IDK!  I have a zygo, and a bollopetalum and both are fragrant so...


----------



## Erythrone (Jan 1, 2011)

What does IDK mean, Eric??? I am pretty sure that it is not an encyclopedia!!!


----------



## NYEric (Jan 1, 2011)

*I **D*ont *K*now!


----------



## Erythrone (Jan 1, 2011)

OHHHHH!!!!! Yes... ISHK!!! (I Should Have Known!)


----------



## NYEric (Jan 1, 2011)

You need to spend more time w/ teenagers!


----------



## Erythrone (Feb 5, 2011)

Here is the plant today. I must admit that I used Photoshop to erase some black spots on the foliage.


----------



## Ernie (Feb 5, 2011)

Awesome color capture!!! It's tough to get this one right on "film". We have these and it bugs me that the plants are usually a little ratty lookin', but that's just what these do and I have to get over it.


----------



## Erythrone (Feb 5, 2011)

I agree. Some colors are difficult. 

Reds are not always easy too.
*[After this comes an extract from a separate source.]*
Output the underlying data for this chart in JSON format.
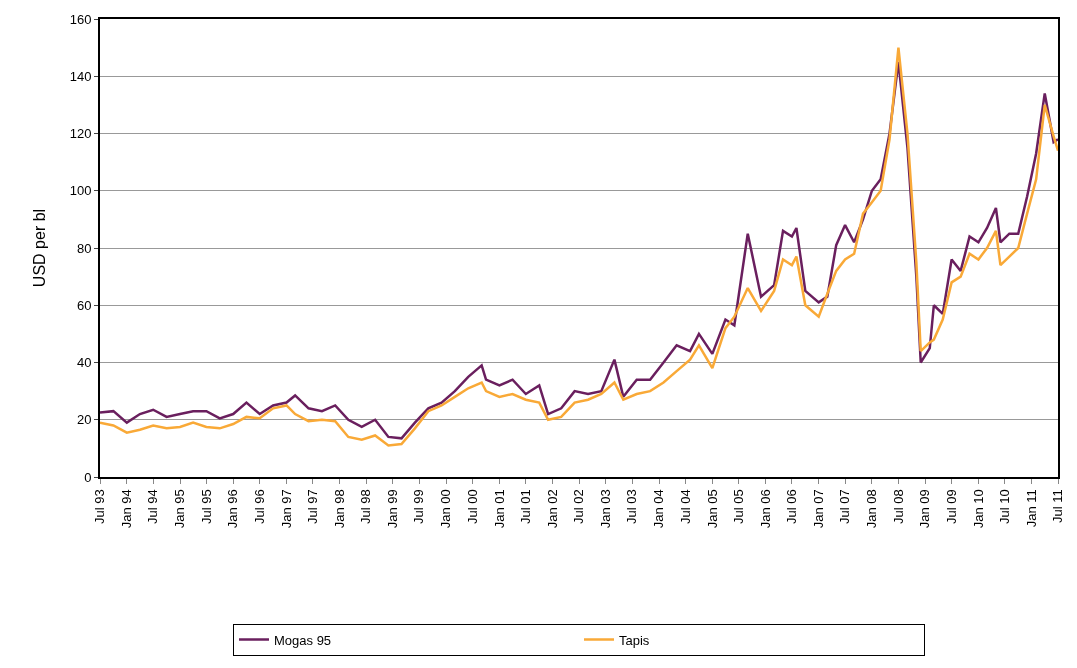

I must underexpose when that color is too saturated.


----------



## ORG (Feb 5, 2011)

Wonderful flowers

thanks for sharing with us

Olaf


----------



## SlipperFan (Feb 5, 2011)

Beautiful plant -- beautiful flower display.


----------



## NYEric (Feb 6, 2011)

Looks excellent. Wish I knew how to adjust my camera to get correct colors.


----------



## W. Beetus (Feb 6, 2011)

Spectacular! I really like the color.


----------



## cnycharles (Feb 8, 2011)

very nice


----------



## etex (Feb 8, 2011)

Gorgeous blooms!


----------



## Clark (Feb 8, 2011)

Love it.


----------



## toddybear (Feb 8, 2011)

OMG! I love it! Wish I could grwo these but I've killed two already


----------